Her marriage to a fabulously wealthy (and octogenarian) oil tycoon was regarded with tight-lipped disapproval, in spite of that she spoke of him with seemingly genuine affection.
When Smith asked for half her husband's $1.6bn fortune after his death - plenty of dosh to go round, you might think - she was resisted all the way to the Supreme Court by her stepson. I'm still not clear why wanting a share of the estate makes her a 'gold-digger'.
Smith's death, at the age of 39 from an overdose of prescription drugs, happened not long after a tragedy of jaw-dropping proportions: the death of her son, also from an overdose, in her hospital room not long after she gave birth to her daughter.
A year later, Goody, the former Big Brother contestant, died of cervical cancer at the age of 28, a circumstance that transformed her previously hostile public image.
Both deaths were avoidable, had they known more about their bodies or been given better advice, and between them they left behind two young sons (Goody) and a five-month-old daughter (Smith).
Grand opera likes its heroines less ambiguous than this.

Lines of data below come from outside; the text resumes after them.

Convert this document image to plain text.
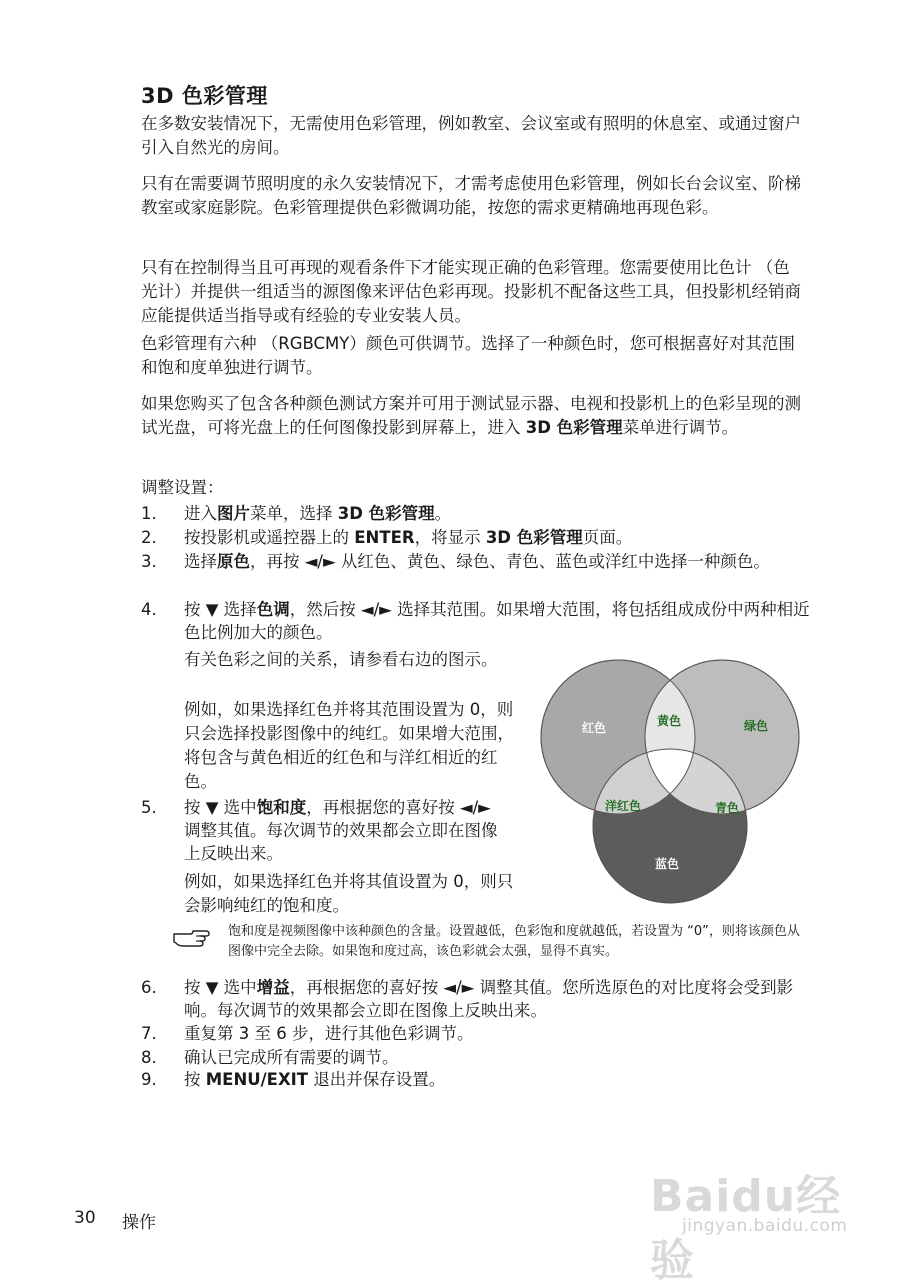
3D 色彩管理

在多数安装情况下，无需使用色彩管理，例如教室、会议室或有照明的休息室、或通过窗户引入自然光的房间。

只有在需要调节照明度的永久安装情况下，才需考虑使用色彩管理，例如长台会议室、阶梯教室或家庭影院。色彩管理提供色彩微调功能，按您的需求更精确地再现色彩。

只有在控制得当且可再现的观看条件下才能实现正确的色彩管理。您需要使用比色计 （色光计）并提供一组适当的源图像来评估色彩再现。投影机不配备这些工具，但投影机经销商应能提供适当指导或有经验的专业安装人员。

色彩管理有六种 （RGBCMY）颜色可供调节。选择了一种颜色时，您可根据喜好对其范围和饱和度单独进行调节。

如果您购买了包含各种颜色测试方案并可用于测试显示器、电视和投影机上的色彩呈现的测试光盘，可将光盘上的任何图像投影到屏幕上，进入 3D 色彩管理菜单进行调节。

调整设置：
1.	进入图片菜单，选择 3D 色彩管理。
2.	按投影机或遥控器上的 ENTER，将显示 3D 色彩管理页面。
3.	选择原色，再按 ◄/► 从红色、黄色、绿色、青色、蓝色或洋红中选择一种颜色。
4.	按 ▼ 选择色调，然后按 ◄/► 选择其范围。如果增大范围，将包括组成成份中两种相近色比例加大的颜色。

有关色彩之间的关系，请参看右边的图示。

例如，如果选择红色并将其范围设置为 0，则只会选择投影图像中的纯红。如果增大范围，将包含与黄色相近的红色和与洋红相近的红色。

5.	按 ▼ 选中饱和度，再根据您的喜好按 ◄/► 调整其值。每次调节的效果都会立即在图像上反映出来。

例如，如果选择红色并将其值设置为 0，则只会影响纯红的饱和度。

饱和度是视频图像中该种颜色的含量。设置越低，色彩饱和度就越低，若设置为 “0”，则将该颜色从图像中完全去除。如果饱和度过高，该色彩就会太强，显得不真实。
6.	按 ▼ 选中增益，再根据您的喜好按 ◄/► 调整其值。您所选原色的对比度将会受到影响。每次调节的效果都会立即在图像上反映出来。
7.	重复第 3 至 6 步，进行其他色彩调节。
8.	确认已完成所有需要的调节。
9.	按 MENU/EXIT 退出并保存设置。
红色	黄色	绿色
洋红色	青色
蓝色
30 操作
Baidu经验
jingyan.baidu.com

Working-class women and high-class prostitutes know their fate, which is to expire beautifully and release the men who have fallen in love with them.

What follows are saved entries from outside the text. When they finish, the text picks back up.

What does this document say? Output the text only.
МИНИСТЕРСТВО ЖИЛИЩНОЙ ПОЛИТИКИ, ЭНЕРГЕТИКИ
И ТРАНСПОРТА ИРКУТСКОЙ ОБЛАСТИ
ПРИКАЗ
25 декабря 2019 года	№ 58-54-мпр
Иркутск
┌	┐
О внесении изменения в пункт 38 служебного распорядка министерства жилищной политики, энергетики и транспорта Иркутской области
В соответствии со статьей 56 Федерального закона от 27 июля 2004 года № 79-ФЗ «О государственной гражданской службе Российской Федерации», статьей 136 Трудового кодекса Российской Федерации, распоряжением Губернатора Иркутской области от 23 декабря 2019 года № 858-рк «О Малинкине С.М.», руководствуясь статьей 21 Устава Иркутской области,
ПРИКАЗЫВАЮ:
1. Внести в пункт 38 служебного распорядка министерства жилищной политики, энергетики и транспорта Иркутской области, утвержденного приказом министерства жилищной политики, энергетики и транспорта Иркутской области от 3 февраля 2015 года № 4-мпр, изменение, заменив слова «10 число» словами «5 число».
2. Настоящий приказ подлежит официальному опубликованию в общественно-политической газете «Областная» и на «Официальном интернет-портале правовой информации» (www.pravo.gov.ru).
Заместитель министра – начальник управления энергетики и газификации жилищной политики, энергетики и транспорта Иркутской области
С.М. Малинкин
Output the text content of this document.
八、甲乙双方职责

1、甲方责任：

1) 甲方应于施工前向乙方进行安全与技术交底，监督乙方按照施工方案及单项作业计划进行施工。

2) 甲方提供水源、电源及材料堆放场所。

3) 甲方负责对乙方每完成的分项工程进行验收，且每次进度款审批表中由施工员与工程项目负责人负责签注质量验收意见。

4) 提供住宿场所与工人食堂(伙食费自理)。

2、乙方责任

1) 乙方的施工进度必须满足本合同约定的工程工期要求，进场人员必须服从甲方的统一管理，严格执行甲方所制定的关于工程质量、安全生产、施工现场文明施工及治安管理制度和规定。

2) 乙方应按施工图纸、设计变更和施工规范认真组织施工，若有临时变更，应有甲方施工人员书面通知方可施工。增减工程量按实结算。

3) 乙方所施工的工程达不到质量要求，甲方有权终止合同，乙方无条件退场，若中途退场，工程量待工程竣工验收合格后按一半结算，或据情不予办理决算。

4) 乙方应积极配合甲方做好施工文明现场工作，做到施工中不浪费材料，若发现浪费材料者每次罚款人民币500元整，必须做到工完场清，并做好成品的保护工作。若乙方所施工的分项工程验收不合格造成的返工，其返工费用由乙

Many times I've sat in opera houses, moved by the music but wishing that Mimi or Butterfly would get angry and give their lovers a piece of their mind.
What's heartbreaking about Smith and Goody is their working-class feistiness, along with glimpses of an intelligence that might have been turned to less risky ends if they'd had a better start in life.
Smith was an adventuress, an old-fashioned word that suits the gusto with which she threw herself into one experience after another; she was also a self-made woman, destroyed halfway through her life by the very aspirations that drive popular culture.
That she didn't survive beyond her thirties is a modern morality tale; perfect material for opera in an age when celebrity is both a lure and a trap.